Keep in mind that the carbon balance of living forests is complex and not yet fully understood. Harvesting wood has carbon dioxide emissions impacts that are not generally considered in life-cycle assessment such as soil disturbance and burning of tree residue. Some studies show that poorly managed forests actually emit more carbon dioxide when harvested than if they had been left alone. Therefore it is good practice to specify lumber harvested from sustainably managed forests.

Here is a simple example of how you can compare the climate impact of different structural options. On a weight basis, the “embodied carbon” in cold-formed steel framing is 2.28 lbs of CO2 per lb of steel, whereas the figure for sawn lumber is only 0.15 lbs/lb.

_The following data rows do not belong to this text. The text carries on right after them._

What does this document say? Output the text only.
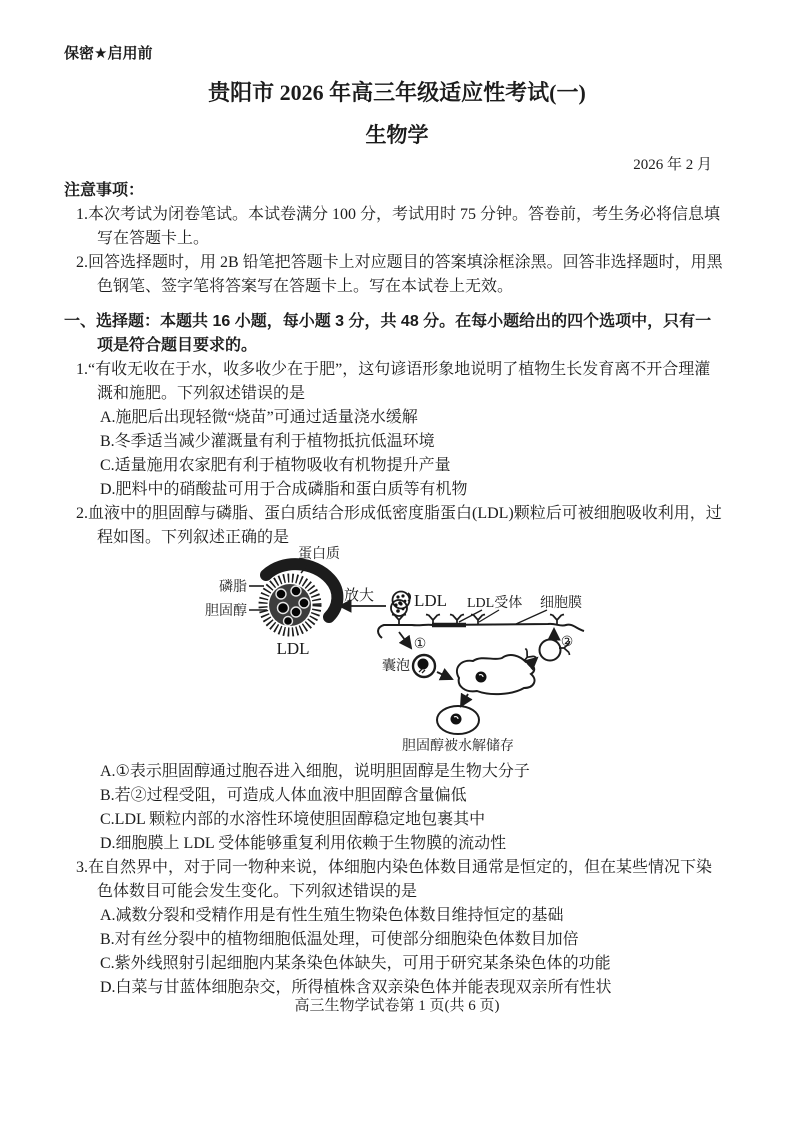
保密★启用前
贵阳市 2026 年高三年级适应性考试(一)
生物学
2026 年 2 月
注意事项：
1.本次考试为闭卷笔试。本试卷满分 100 分，考试用时 75 分钟。答卷前，考生务必将信息填
写在答题卡上。
2.回答选择题时，用 2B 铅笔把答题卡上对应题目的答案填涂框涂黑。回答非选择题时，用黑
色钢笔、签字笔将答案写在答题卡上。写在本试卷上无效。
一、选择题：本题共 16 小题，每小题 3 分，共 48 分。在每小题给出的四个选项中，只有一
项是符合题目要求的。
1.“有收无收在于水，收多收少在于肥”，这句谚语形象地说明了植物生长发育离不开合理灌
溉和施肥。下列叙述错误的是
A.施肥后出现轻微“烧苗”可通过适量浇水缓解
B.冬季适当减少灌溉量有利于植物抵抗低温环境
C.适量施用农家肥有利于植物吸收有机物提升产量
D.肥料中的硝酸盐可用于合成磷脂和蛋白质等有机物
2.血液中的胆固醇与磷脂、蛋白质结合形成低密度脂蛋白(LDL)颗粒后可被细胞吸收利用，过
程如图。下列叙述正确的是
蛋白质
磷脂
胆固醇
LDL
放大 LDL LDL受体 细胞膜
①
囊泡
②
胆固醇被水解储存
A.①表示胆固醇通过胞吞进入细胞，说明胆固醇是生物大分子
B.若②过程受阻，可造成人体血液中胆固醇含量偏低
C.LDL 颗粒内部的水溶性环境使胆固醇稳定地包裹其中
D.细胞膜上 LDL 受体能够重复利用依赖于生物膜的流动性
3.在自然界中，对于同一物种来说，体细胞内染色体数目通常是恒定的，但在某些情况下染
色体数目可能会发生变化。下列叙述错误的是
A.减数分裂和受精作用是有性生殖生物染色体数目维持恒定的基础
B.对有丝分裂中的植物细胞低温处理，可使部分细胞染色体数目加倍
C.紫外线照射引起细胞内某条染色体缺失，可用于研究某条染色体的功能
D.白菜与甘蓝体细胞杂交，所得植株含双亲染色体并能表现双亲所有性状
高三生物学试卷第 1 页(共 6 页)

In and of itself, this information is not all that meaningful, since steel is stronger than wood; we must look at “functional equivalency.”

So, let’s say you have a 12-foot span and want to use joists at 16” o.c. The 2012 International Residential Code specifies that 2x8 SPF #2 at 16” o.c. can span 12’-3” (for the 10 psf DL, 40 psf LL case). The IRC table for cold-formed steel joists calls for 800S162-33 under the same conditions. Converting to psf of floor area, the wood framing is 1.7 psf and the steel framing is 1.1 psf. In terms of carbon dioxide emissions, then, the wood option is 0.25 psf and the steel option is 2.4 psf, nearly ten times higher (Figure 2). In practice we should look at the entire building to account for all aspects of the construction, including those that may vary between wood- and steel-framed buildings; nevertheless, this simple comparison starts a compelling argument for the climate benefits of wood construction.